The book's most dramatic scene is the July 1898 attack on San Juan Hill, Cuba, during the Spanish-American War, by Colonel Theodore Roosevelt and his Rough Riders. In 100-degree weather, Crane wandered around wearing a white raincoat, periodically drawing the fire of the Spanish on himself and anyone standing nearby.

Crane's technique as a writer of fiction was not impeccable. He often wrote as though he believed every sentence can be improved by adding a simile. In ``The Red Badge of Courage,'' he wrote, ``He wished to get out of hearing of the crackling shots which were to him like voices. The ground was cluttered with vines and bushes and the trees grew close and spread out like bouquets.'' (Italics added.) His prose is sometimes turgid. But at his frequent best, Crane wrote with insight and power. ``The Red Badge of Courage'' is an astute psychological novel. There are times, when reading its account of Henry Fleming's troubles, that a reader thinks of the moral enshacklement of Raskolnikov in Dostoevski's ``Crime and Punishment.'' He treats Fleming with an unsentimental detachment that was almost unheard-of in American fiction.
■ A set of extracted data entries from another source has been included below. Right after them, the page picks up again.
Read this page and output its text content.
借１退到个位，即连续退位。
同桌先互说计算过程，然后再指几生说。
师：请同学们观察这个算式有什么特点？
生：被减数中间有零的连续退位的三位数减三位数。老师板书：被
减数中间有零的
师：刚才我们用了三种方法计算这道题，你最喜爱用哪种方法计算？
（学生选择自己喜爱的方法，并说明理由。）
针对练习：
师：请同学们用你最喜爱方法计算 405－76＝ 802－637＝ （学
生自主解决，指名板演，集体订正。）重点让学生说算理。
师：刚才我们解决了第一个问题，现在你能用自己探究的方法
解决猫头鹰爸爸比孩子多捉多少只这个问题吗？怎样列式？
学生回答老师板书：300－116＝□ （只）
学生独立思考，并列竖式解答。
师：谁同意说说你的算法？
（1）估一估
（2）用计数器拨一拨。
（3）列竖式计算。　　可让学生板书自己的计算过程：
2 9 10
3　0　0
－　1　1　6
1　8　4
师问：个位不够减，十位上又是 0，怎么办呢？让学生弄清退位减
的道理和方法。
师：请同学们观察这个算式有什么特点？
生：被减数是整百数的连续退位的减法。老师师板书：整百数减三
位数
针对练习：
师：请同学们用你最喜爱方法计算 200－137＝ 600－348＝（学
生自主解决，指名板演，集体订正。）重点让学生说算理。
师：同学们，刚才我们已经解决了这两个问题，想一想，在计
Davis's biography is informative and affectionate. I wish she had called her subject ``Crane'' rather than ``Stephen.'' And there are times -- though not many -- when one wants more sustained literary analysis. Sometimes, a work of Crane's is glossed with the blanket remark that it was his best yet or that it was hack work. It's evident that the biographer likes her subject; her affection for Crane's eccentricities, nerve, and courage animates her work.

Crane had a joyous wit, as can be readily seen in this book. In letters, telegrams, gazettes, and conversation, he shows a gift for charming self-effacement and banter. In his fiction, however, this quality is generally dulled by the unredemptive irony, even a certain meanness, that was fashionable in much turn-of-the-century writing. We see it as well in the bitter stories that Maupassant or the young Joyce wrote at this time. A degree of the brightness, the luster, of Crane's personality might have helped his work, either toward the comic or tragic. Equal to so many varied challenges, Stephen Crane seems to have been born grown up. Yet he died before his work could mature fully beyond the callow, brittle strength of its youth.